1. Artikel 8:15 van de Algemene wet bestuursrecht bepaalt dat op verzoek van een partij elk van de rechters die een zaak behandelen, kan worden gewraakt op grond van feiten en omstandigheden waardoor de rechterlijke onpartijdigheid schade zou kunnen lijden.
2. Artikel 3, vierde lid, aanhef en onder b, van de Wrakings- en verschoningsregeling bestuursrechterlijke colleges 2022 bepaalt dat de wrakingskamer zonder daartoe een zitting te houden kan beslissen een verzoek om wraking niet in behandeling te nemen indien het is gedaan nadat in de hoofdzaak de einduitspraak openbaar is gemaakt.
3. In het voorliggende geval is op 24 april 2023 mondeling uitspraak gedaan en is het verzoek om wraking ingediend op 26 april 2023. Dat betekent dat het verzoek is gedaan nadat de uitspraak openbaar is gemaakt. De wrakingskamer zal het verzoek daarom niet in behandeling nemen.

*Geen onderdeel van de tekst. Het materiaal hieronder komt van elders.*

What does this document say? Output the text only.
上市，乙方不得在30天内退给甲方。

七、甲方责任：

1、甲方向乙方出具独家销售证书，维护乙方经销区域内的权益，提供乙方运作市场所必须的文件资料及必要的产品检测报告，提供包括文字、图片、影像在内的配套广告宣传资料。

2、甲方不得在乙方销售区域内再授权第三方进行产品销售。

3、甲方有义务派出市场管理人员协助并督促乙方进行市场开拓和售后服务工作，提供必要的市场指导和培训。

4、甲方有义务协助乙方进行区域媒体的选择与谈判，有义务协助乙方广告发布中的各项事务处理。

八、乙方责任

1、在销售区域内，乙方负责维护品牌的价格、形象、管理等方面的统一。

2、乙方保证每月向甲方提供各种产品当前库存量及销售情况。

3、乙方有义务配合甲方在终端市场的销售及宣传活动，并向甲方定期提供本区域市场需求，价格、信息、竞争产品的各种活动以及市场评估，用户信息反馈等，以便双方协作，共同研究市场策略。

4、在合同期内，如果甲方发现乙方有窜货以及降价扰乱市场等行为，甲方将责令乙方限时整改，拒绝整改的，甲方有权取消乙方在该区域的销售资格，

4. Voor een veroordeling in de proceskosten bestaat geen aanleiding.

BESLISSING

De Centrale Raad van Beroep bepaalt dat het verzoek om wraking niet in behandeling wordt genomen.
Deze beslissing is gedaan door E.J.M. Heijs als voorzitter en E.W. Akkerman en S.B. Smit-Colenbrander als leden, in tegenwoordigheid van M.V. Kamphuis als griffier. De beslissing is uitgesproken in het openbaar op 3 mei 2023.